Vince Gilligan, the creator of AMC’s Breaking Bad, has made it clear how he feels about artificial intelligence technology, calling it “horseshit” and a “plagiarism machine.”

Gilligan spoke about AI in an interview with Variety.

“I think it’s a lot of horseshit. It’s a giant plagiarism machine, in its current form. I think ChatGPT knows what it’s writing like a toaster knows that it’s making toast. There’s no intelligence — it’s a marvel of marketing,” he said.

Gilligan said AI will likely become more sophisticated and even sentient down the road.

But for now, “it’s a bunch of billionaires trying to become trillionaires by selling this thing as some kind of momentous sea change. It certainly will have its uses in writing legal briefs and stuff like that, but I don’t think it’s going to take over for writers of fiction. ”

He also referenced a recent advertisement that used an AI-generated likeness of Tom Hanks to sell dental plans.

“Luckily it looked like hell, but at some point it probably will get to the point of looking perfect or close to it.
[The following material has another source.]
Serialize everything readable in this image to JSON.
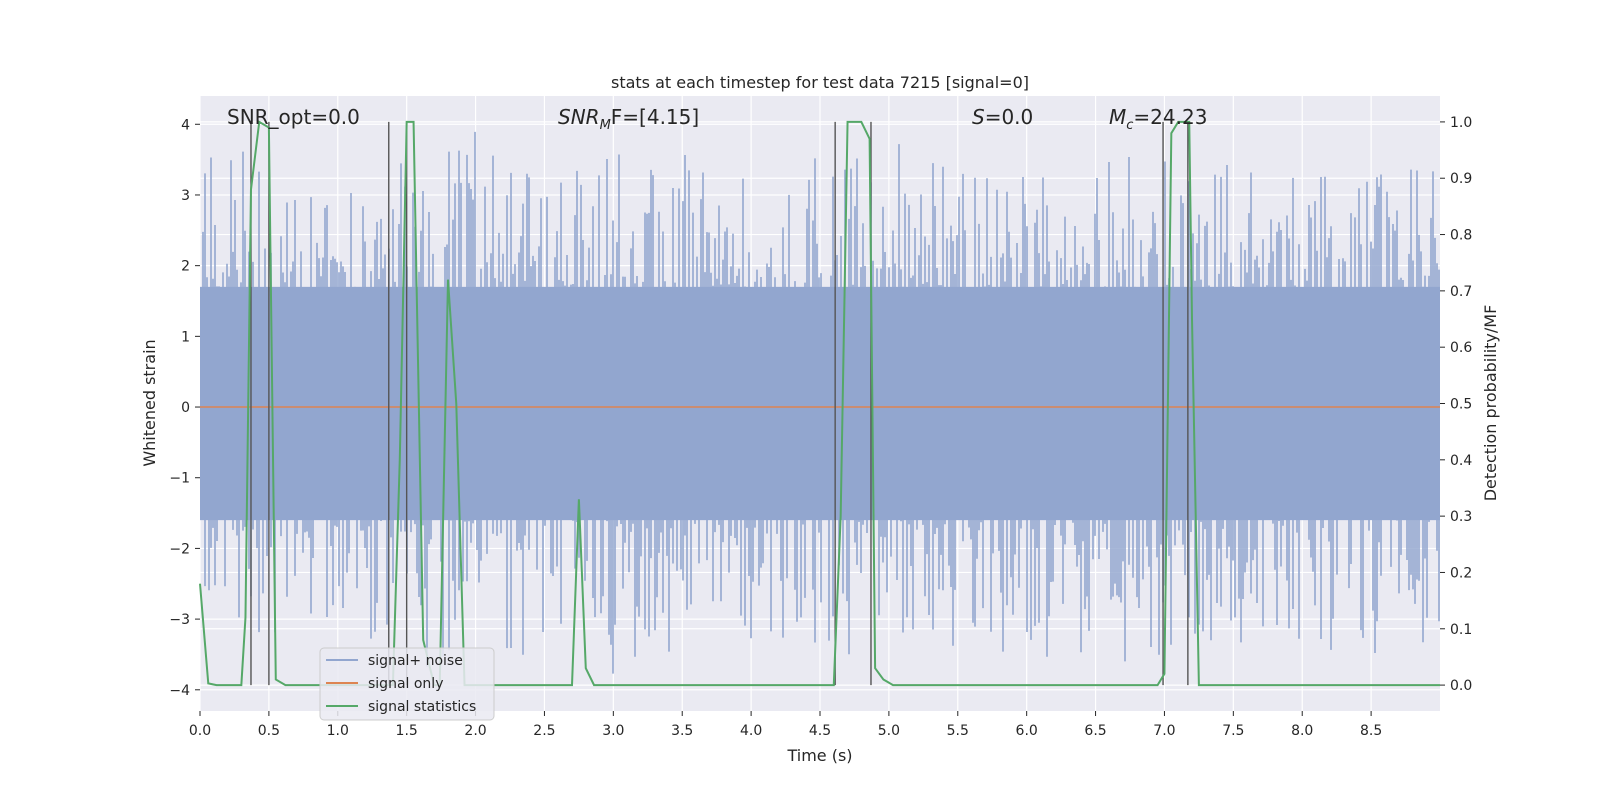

I don’t think people should be acting after they’re dead.”

The Writers Guild of America recently reached a new contract with the major Hollywood studios and streamers that includes protections against AI taking over writers’ jobs.

But some industry insiders, including Hollywood veteran Barry Diller, believe the agreement doesn’t go far enough to protect copyright holders from seeing their work being harvested by AI bots.

As Breitbart News reported, a growing number of prominent writers are suing Facebook parent Meta as well as ChatGPT maker OpenAI, alleging in that their artificial intelligence platforms engaged in copyright violations with tens of thousands of books.

Among the writers spearheading the various suits are novelist Michael Chabon, playwright David Henry Hwang, and actress-comedian Sarah Silverman.